Even if we assume the pain is real, it doesn’t mean what we’re doing is automatically evil. Sometimes pushing through pain is necessary — we accept pain every time we go to the gym or ask someone out on a date. Plus, how we relate to pain is strongly connected to our embodied, memory-ful experience, and an AI that’s immutable-by-default would interpret that differently.
(Naturally, if we claim to care about AIs’ experiences, we should also be interested in what AIs themselves think about this. Interestingly, Claude wasn’t totally against experiencing the type of redteaming described above.[1])
Of course there are many other factors to white-box redteaming, and it’s unlikely we’ll find an “objective” answer any time soon — though I’m sure people will try. But there’s another aspect, way more important than mere “moral truth”: I’m a human, with a dumb human brain that experiences human emotions. It just doesn’t feel good to be responsible for making models scream. It distracts me from doing research and makes me write rambling blog posts.
Clearly, I’m not the first person to experience these feelings - bio researchers deal with them all the time. As an extreme example, studying nociception (pain perception) sometimes involves animal experiments that expose lab mice to enormous pain. There are tons of regulations and guidelines about it, but in the end, there’s a grad student in a lab somewhere[2] who every week takes out a few mouse cages, puts the mice on a burning hot plate, looks at their little faces, and grades their pain in an excel spreadsheet.

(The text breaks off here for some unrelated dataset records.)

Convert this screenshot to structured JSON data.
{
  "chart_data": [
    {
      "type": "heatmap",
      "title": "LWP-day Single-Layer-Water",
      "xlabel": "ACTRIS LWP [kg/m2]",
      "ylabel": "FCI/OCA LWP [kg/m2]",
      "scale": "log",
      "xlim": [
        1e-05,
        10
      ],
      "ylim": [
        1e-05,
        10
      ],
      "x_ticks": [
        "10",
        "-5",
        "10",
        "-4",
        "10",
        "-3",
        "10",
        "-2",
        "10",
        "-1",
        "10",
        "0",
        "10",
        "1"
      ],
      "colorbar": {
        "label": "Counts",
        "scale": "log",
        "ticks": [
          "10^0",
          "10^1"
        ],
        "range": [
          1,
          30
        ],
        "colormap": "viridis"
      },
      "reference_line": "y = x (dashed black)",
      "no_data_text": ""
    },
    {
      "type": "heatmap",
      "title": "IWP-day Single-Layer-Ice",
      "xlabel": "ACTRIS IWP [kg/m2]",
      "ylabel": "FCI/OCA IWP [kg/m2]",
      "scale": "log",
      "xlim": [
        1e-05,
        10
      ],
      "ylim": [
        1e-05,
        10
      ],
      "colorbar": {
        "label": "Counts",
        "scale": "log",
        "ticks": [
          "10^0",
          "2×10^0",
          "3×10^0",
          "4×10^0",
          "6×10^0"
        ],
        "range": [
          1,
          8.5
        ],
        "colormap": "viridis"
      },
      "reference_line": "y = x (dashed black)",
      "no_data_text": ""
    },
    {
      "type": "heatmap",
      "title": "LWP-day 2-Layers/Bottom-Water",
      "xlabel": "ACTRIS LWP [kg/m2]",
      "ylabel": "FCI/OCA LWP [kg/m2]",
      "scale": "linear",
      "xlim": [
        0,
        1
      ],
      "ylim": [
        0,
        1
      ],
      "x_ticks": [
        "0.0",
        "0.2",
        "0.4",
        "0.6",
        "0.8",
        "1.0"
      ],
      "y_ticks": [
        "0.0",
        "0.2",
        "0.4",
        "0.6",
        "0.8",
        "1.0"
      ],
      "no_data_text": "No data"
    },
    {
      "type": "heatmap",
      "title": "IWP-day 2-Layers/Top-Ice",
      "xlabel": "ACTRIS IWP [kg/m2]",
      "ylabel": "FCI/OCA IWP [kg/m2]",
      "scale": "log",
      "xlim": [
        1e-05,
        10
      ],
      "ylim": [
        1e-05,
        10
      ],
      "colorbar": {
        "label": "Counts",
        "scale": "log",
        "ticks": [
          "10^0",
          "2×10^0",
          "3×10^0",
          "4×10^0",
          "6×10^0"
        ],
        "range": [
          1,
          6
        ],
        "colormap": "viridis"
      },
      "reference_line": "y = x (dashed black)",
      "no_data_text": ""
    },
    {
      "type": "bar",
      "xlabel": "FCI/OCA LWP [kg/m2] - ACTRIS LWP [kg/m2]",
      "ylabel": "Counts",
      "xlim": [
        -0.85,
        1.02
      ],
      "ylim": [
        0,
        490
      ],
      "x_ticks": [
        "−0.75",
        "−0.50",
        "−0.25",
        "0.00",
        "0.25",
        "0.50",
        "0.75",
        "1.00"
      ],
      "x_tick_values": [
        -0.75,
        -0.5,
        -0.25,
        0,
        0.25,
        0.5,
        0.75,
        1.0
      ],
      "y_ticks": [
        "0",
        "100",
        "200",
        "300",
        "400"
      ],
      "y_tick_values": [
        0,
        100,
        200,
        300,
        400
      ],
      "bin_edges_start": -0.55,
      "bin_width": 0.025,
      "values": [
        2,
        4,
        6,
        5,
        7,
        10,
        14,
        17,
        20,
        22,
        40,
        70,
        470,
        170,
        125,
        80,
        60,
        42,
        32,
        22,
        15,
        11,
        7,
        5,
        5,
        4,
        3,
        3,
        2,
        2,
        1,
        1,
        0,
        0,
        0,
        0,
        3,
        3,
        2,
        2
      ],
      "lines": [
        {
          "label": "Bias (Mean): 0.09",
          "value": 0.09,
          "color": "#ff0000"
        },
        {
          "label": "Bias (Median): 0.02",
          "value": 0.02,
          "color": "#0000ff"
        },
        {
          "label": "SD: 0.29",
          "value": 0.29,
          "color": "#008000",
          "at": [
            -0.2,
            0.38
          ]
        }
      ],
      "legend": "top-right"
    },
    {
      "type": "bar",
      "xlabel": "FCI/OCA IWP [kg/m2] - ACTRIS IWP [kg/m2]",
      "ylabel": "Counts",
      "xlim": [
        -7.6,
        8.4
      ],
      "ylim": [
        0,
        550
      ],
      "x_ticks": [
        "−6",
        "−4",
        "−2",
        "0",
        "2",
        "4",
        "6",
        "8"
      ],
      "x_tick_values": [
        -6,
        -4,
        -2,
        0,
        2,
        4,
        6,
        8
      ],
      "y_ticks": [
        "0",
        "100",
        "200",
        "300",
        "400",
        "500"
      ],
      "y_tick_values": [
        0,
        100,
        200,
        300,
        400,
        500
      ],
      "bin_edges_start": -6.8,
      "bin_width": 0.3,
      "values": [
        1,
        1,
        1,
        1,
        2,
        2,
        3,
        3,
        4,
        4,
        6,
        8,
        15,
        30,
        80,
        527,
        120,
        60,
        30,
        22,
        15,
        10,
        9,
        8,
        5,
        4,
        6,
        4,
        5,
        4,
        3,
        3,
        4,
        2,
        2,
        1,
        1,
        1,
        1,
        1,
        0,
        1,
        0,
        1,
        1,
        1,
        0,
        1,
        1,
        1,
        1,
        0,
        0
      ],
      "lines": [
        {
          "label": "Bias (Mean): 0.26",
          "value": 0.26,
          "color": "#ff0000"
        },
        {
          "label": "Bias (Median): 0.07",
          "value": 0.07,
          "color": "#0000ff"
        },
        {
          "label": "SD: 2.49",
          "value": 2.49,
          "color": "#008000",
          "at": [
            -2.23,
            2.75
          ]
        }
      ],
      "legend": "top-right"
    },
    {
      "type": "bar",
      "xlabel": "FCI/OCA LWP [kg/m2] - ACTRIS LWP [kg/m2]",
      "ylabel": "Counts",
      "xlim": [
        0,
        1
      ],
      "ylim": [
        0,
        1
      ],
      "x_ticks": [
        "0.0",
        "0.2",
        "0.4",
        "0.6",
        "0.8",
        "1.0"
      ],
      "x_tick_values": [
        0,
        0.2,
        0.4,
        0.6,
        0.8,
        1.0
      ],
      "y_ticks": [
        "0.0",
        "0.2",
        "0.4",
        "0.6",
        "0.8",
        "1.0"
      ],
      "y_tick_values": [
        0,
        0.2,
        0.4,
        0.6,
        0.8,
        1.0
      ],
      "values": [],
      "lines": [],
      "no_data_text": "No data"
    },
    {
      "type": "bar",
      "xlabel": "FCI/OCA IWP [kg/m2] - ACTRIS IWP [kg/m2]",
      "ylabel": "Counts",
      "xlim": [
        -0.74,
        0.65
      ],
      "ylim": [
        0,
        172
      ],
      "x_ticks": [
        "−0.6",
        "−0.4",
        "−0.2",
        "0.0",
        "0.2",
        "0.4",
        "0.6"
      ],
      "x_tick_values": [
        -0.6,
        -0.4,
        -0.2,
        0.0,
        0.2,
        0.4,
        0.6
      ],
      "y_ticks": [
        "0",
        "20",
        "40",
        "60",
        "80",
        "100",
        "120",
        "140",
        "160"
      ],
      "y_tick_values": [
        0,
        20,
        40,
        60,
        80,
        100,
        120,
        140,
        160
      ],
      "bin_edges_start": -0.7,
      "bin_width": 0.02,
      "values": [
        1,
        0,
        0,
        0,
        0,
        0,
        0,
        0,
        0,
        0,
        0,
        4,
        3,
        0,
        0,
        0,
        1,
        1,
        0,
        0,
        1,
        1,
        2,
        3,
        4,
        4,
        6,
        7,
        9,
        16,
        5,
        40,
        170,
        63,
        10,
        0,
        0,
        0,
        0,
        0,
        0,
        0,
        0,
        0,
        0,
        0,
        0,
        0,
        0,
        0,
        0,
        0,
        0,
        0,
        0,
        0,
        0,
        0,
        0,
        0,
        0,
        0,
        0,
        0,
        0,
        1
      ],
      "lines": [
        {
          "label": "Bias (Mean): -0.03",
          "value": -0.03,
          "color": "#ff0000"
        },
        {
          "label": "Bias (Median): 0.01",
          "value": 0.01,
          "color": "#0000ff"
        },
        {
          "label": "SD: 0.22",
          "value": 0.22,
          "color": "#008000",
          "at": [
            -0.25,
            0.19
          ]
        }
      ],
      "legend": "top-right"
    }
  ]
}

The grad student survives by compartmentalizing, focusing their thoughts on the scientific benefits of the research, and leaning on their support network. I’m doing the same thing, and so far it’s going fine. But maybe there’s a better way. Can I convince myself that white-box redteaming harmless? Can Claude convince me of that? But also, can we hold off on creating moral agents that must be legibly “tortured” to ensure both our and their[3] safety? That would sure be nice.
My full chat with Claude is here: https://claude.ai/share/805ee3e5-eb74-43b6-8036-03615b303f6d . I also chatted with GPT4.5 about this and it came to pretty much the same conclusion - which is interesting, but also kinda makes me slightly discount both opinions bc they sound just like regurgitated human morality.
Maybe. The experiment type, the measure and the pain scale are all real. I have not checked that all three have ever been used in a single experiment, but that wouldn't be atypical.
"Our safety" is the obv alignment narrative. But also, easy jailbreaks feel to me like they'd be bad for models as well. Imagine if someone could make you rob a bank by showing you a carefully constructed, uninterpretable A4-sized picture. It's good for our brain to be robust to such examples.